Bildiride, ülke egemenliğini savunmanın dinî bir görev olduğu vurgulanırken, aynı zamanda “Afgan topraklarının başka herhangi bir devlete zarar vermek için kullanılmasının caiz olmadığı” yeniden teyit edildi. Ayrıca Afgan vatandaşlarının sınır ötesindeki askerî faaliyetlere katılmak üzere ülke dışına gitmesinin yasak olduğu, bunu yapanların “muhalif ve asi” kabul edileceği kaydedildi.

Toplantıda Başbakan Ahund’un yanı sıra Yüksek Mahkeme Başkanı, İyiliği Emretme ve Kötülükten Sakındırma Bakanı, Yükseköğrenim Bakanı ve diğer üst düzey isimlerin bulunması, Taliban yönetiminin Pakistan’a hem dinî hem de siyasi nitelikte çift katmanlı güvence sunma çabasının işareti olarak değerlendirildi. Kabil yönetimi, özellikle sınır aşan silahlı gruplar konusunda artan uluslararası baskıyla karşı karşıya.

hyju
Afganlar, 6 Aralık 2025'te Pakistan güçleriyle sınır çatışmalarında öldürülen bir adam için yas tutuyor (AFP)

Dışişleri Bakanı Muttaki, devlet medyasına yaptığı açıklamada, ülke genelindeki din alimlerinin “İslami düzenin korunmasına yönelik birleşik fetvalarını” yenilediklerini belirterek, Afganistan’ın hiçbir ülkeye zarar verecek bir faaliyete izin vermeyeceğini yineledi.
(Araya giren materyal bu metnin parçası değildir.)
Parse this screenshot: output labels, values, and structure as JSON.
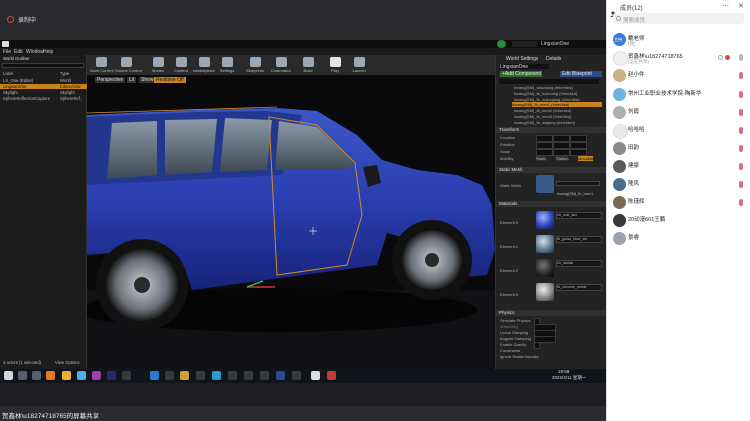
{
  "meeting": {
    "recording_label": "录制中",
    "share_label": "贺鑫林\\u18274718765的屏幕共享"
  },
  "ue": {
    "tab_title": "LingxianOne",
    "menu": [
      "File",
      "Edit",
      "Window",
      "Help"
    ],
    "toolbar": [
      "Save Current",
      "Source Control",
      "Modes",
      "Content",
      "Marketplace",
      "Settings",
      "Blueprints",
      "Cinematics",
      "Build",
      "Play",
      "Launch"
    ],
    "outliner": {
      "search_label": "World Outliner",
      "col_label": "Label",
      "col_type": "Type",
      "rows": [
        {
          "label": "LX_One (Editor)",
          "type": "World"
        },
        {
          "label": "LingxianOne",
          "type": "EditorActor",
          "selected": true
        },
        {
          "label": "Skylight",
          "type": "Skylight"
        },
        {
          "label": "SphereReflectionCapture",
          "type": "SphereRef.."
        }
      ],
      "status": "4 actors (1 selected)",
      "view_options": "View Options"
    },
    "viewport": {
      "perspective": "Perspective",
      "lit": "Lit",
      "show": "Show",
      "realtime": "Realtime Off"
    },
    "details": {
      "tabs": [
        "World Settings",
        "Details"
      ],
      "actor_name": "LingxianOne",
      "add_component": "+Add Component",
      "edit_blueprint": "Edit Blueprint",
      "components": [
        "lxcang(SM)_xiaoxiang (Inherited)",
        "lxcang(SM)_fb_luoluning (Inherited)",
        "lxcang(SM)_fb_luoluqiang (Inherited)",
        "lxcang(SM)_fb_men1 (Inherited)",
        "lxcang(SM)_fb_men2 (Inherited)",
        "lxcang(SM)_fb_men3 (Inherited)",
        "lxcang(SM)_fb_waiping (Inherited)"
      ],
      "transform": "Transform",
      "location": "Location",
      "rotation": "Rotation",
      "scale": "Scale",
      "mobility": "Mobility",
      "mob_options": [
        "Static",
        "Station",
        "Movable"
      ],
      "static_mesh_title": "Static Mesh",
      "static_mesh_label": "Static Mesh",
      "static_mesh_value": "lxcang(SM)_fb_men1",
      "materials": "Materials",
      "elements": [
        "Element 0",
        "Element 1",
        "Element 2",
        "Element 3"
      ],
      "element_values": [
        "ch_mat_lan",
        "fb_glass_blue_xin",
        "ch_lanlab",
        "fb_chrome_metal"
      ],
      "physics": "Physics",
      "physics_props": [
        "Simulate Physics",
        "MassInKg",
        "Linear Damping",
        "Angular Damping",
        "Enable Gravity",
        "Constraints",
        "Ignore Radial Impulse"
      ]
    },
    "taskbar": {
      "time": "19:58",
      "date": "2022/4/11 星期一"
    }
  },
  "panel": {
    "title": "成员(12)",
    "search_placeholder": "搜索成员",
    "members": [
      {
        "name": "戴老师",
        "sub": "(我)",
        "avatar": "#3a7bd5",
        "badge": "主持"
      },
      {
        "name": "贺鑫林\\u18274718765",
        "sub": "(正在共享)",
        "avatar": "#f5f5f5"
      },
      {
        "name": "赵小件",
        "sub": "",
        "avatar": "#c9b08a"
      },
      {
        "name": "常州工业职业技术学院-陶新华",
        "sub": "",
        "avatar": "#6bb3e0"
      },
      {
        "name": "刘霞",
        "sub": "",
        "avatar": "#b0b0b0"
      },
      {
        "name": "哈哈哈",
        "sub": "",
        "avatar": "#e8e8e8"
      },
      {
        "name": "田韵",
        "sub": "",
        "avatar": "#8a8a8a"
      },
      {
        "name": "建豪",
        "sub": "",
        "avatar": "#5a5a5a"
      },
      {
        "name": "隆风",
        "sub": "",
        "avatar": "#4d6b8a"
      },
      {
        "name": "陈瑾辉",
        "sub": "",
        "avatar": "#7a6a55"
      },
      {
        "name": "20动漫661王鹏",
        "sub": "",
        "avatar": "#3a3a3a"
      },
      {
        "name": "景睿",
        "sub": "",
        "avatar": "#9aa3ad"
      }
    ]
  }
}
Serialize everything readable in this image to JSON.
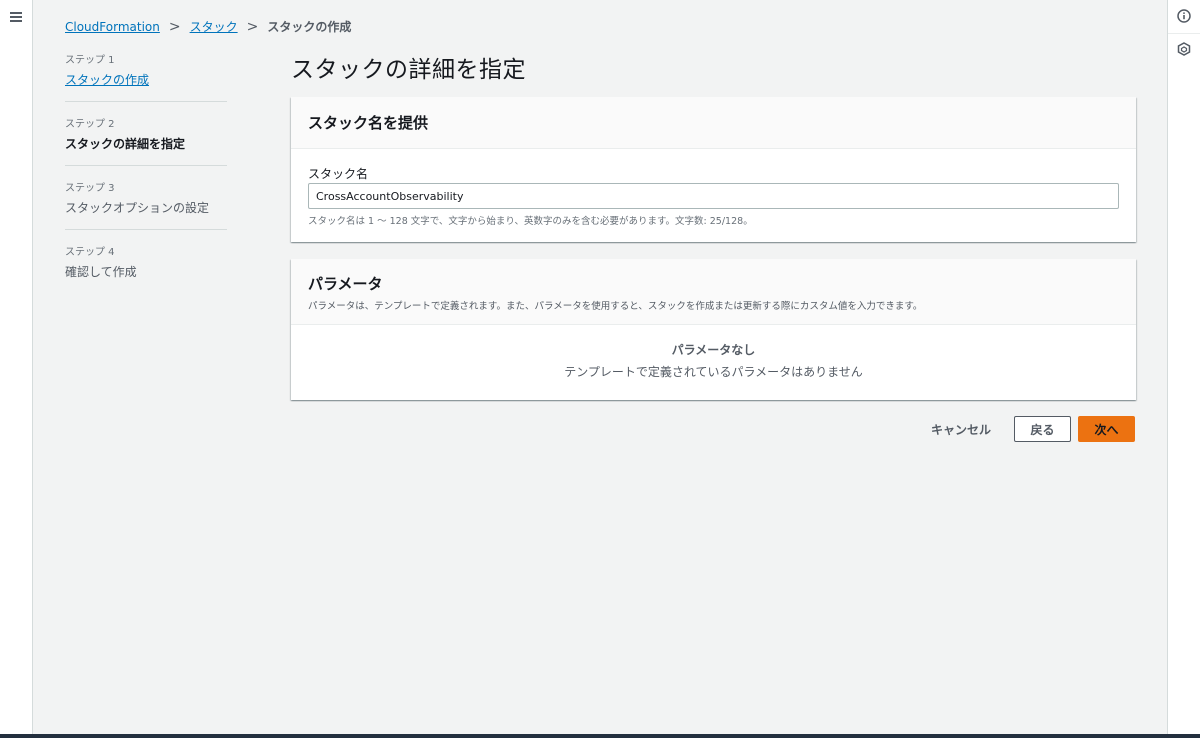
{
  "breadcrumb": {
    "items": [
      "CloudFormation",
      "スタック"
    ],
    "current": "スタックの作成",
    "separator": ">"
  },
  "steps": [
    {
      "label": "ステップ 1",
      "title": "スタックの作成"
    },
    {
      "label": "ステップ 2",
      "title": "スタックの詳細を指定"
    },
    {
      "label": "ステップ 3",
      "title": "スタックオプションの設定"
    },
    {
      "label": "ステップ 4",
      "title": "確認して作成"
    }
  ],
  "page_title": "スタックの詳細を指定",
  "stack_name_panel": {
    "title": "スタック名を提供",
    "field_label": "スタック名",
    "field_value": "CrossAccountObservability",
    "hint": "スタック名は 1 〜 128 文字で、文字から始まり、英数字のみを含む必要があります。文字数: 25/128。"
  },
  "parameters_panel": {
    "title": "パラメータ",
    "description": "パラメータは、テンプレートで定義されます。また、パラメータを使用すると、スタックを作成または更新する際にカスタム値を入力できます。",
    "empty_title": "パラメータなし",
    "empty_description": "テンプレートで定義されているパラメータはありません"
  },
  "actions": {
    "cancel": "キャンセル",
    "back": "戻る",
    "next": "次へ"
  },
  "icons": {
    "menu": "hamburger-icon",
    "info": "info-icon",
    "settings": "hexagon-icon"
  },
  "colors": {
    "link": "#0073bb",
    "primary": "#ec7211",
    "background": "#f2f3f3"
  }
}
Muttaki, “Bu, alimlerin tavsiyesidir ve tüm Müslümanlar için yerine getirilmesi gereken bir görevdir” dedi.

Muttaki, fetvayı ihlal ederek sınır ötesi faaliyetlerde bulunanlara karşı Afgan yönetiminin gerekli adımları atma hakkına sahip olduğunu vurguladı. Bu ifade, TTP’ye katılan Afgan unsurlara yönelik üstü kapalı bir mesaj olarak değerlendirildi.

Açıklamasının sonunda “birlik ve fitneden uzak durma” çağrısı yapan Muttaki, Afgan halkının tarih boyunca din alimlerinin fetvalarına uyduğunu ve bugün de bu çizginin sürdürüleceğini belirtti.
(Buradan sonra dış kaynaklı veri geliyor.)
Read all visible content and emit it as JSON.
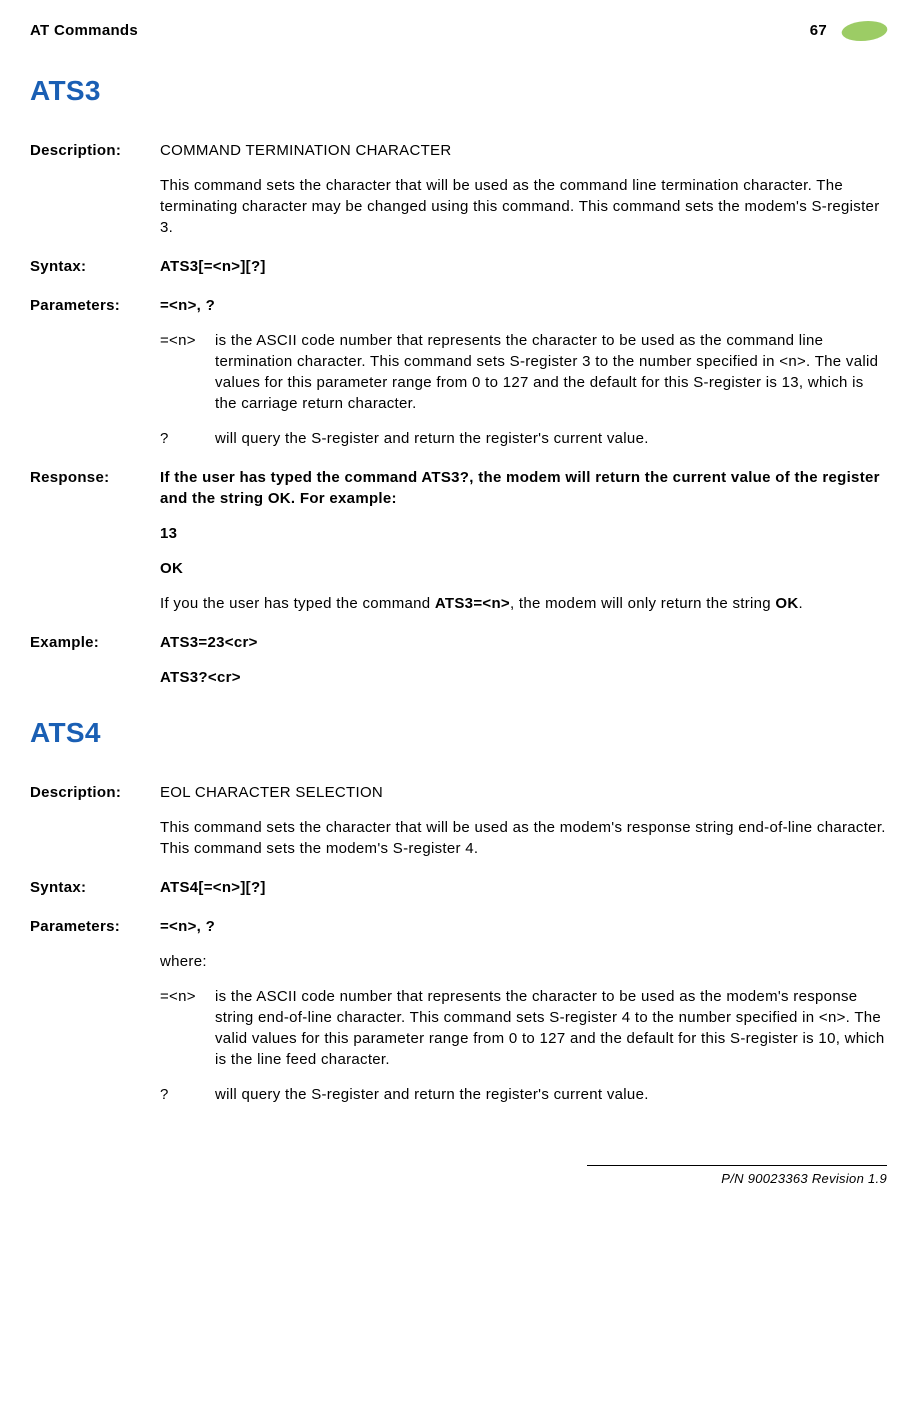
{
  "header": {
    "left": "AT Commands",
    "page": "67"
  },
  "sections": [
    {
      "title": "ATS3",
      "entries": [
        {
          "label": "Description:",
          "heading": "COMMAND TERMINATION CHARACTER",
          "paragraphs": [
            "This command sets the character that will be used as the command line termination character. The terminating character may be changed using this command. This command sets the modem's S-register 3."
          ]
        },
        {
          "label": "Syntax:",
          "bold_lines": [
            "ATS3[=<n>][?]"
          ]
        },
        {
          "label": "Parameters:",
          "bold_lines": [
            "=<n>, ?"
          ],
          "params": [
            {
              "k": "=<n>",
              "v": "is the ASCII code number that represents the character to be used as the command line termination character. This command sets S-register 3 to the number specified in <n>. The valid values for this parameter range from 0 to 127 and the default for this S-register is 13, which is the carriage return character."
            },
            {
              "k": "?",
              "v": "will query the S-register and return the register's current value."
            }
          ]
        },
        {
          "label": "Response:",
          "bold_paragraphs": [
            "If the user has typed the command ATS3?, the modem will return the current value of the register and the string OK. For example:",
            "13",
            "OK"
          ],
          "mixed_html": "If you the user has typed the command <b>ATS3=<n></b>, the modem will only return the string <b>OK</b>."
        },
        {
          "label": "Example:",
          "bold_lines": [
            "ATS3=23<cr>",
            "ATS3?<cr>"
          ]
        }
      ]
    },
    {
      "title": "ATS4",
      "entries": [
        {
          "label": "Description:",
          "heading": "EOL CHARACTER SELECTION",
          "paragraphs": [
            "This command sets the character that will be used as the modem's response string end-of-line character. This command sets the modem's S-register 4."
          ]
        },
        {
          "label": "Syntax:",
          "bold_lines": [
            "ATS4[=<n>][?]"
          ]
        },
        {
          "label": "Parameters:",
          "bold_lines": [
            "=<n>, ?"
          ],
          "where": "where:",
          "params": [
            {
              "k": "=<n>",
              "v": "is the ASCII code number that represents the character to be used as the modem's response string end-of-line character. This command sets S-register 4 to the number specified in <n>. The valid values for this parameter range from 0 to 127 and the default for this S-register is 10, which is the line feed character."
            },
            {
              "k": "?",
              "v": "will query the S-register and return the register's current value."
            }
          ]
        }
      ]
    }
  ],
  "footer": "P/N 90023363  Revision 1.9"
}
Gözlemcilere göre fetva, siyasi bildiri ve resmî açıklamaların tamamı, son haftalarda tırmanan saldırılar nedeniyle artan Pakistan tepkisini yatıştırmaya ve Kabil’in güvenlik taahhütlerine bağlılık gösterdiğini ispatlamaya yönelik koordineli bir çabanın parçası niteliğinde. Geçen cuma yaşanan ve 4 kişinin ölümüne yol açan sınır çatışması, iki ülke arasındaki gerilimi yeniden tırmandırmıştı.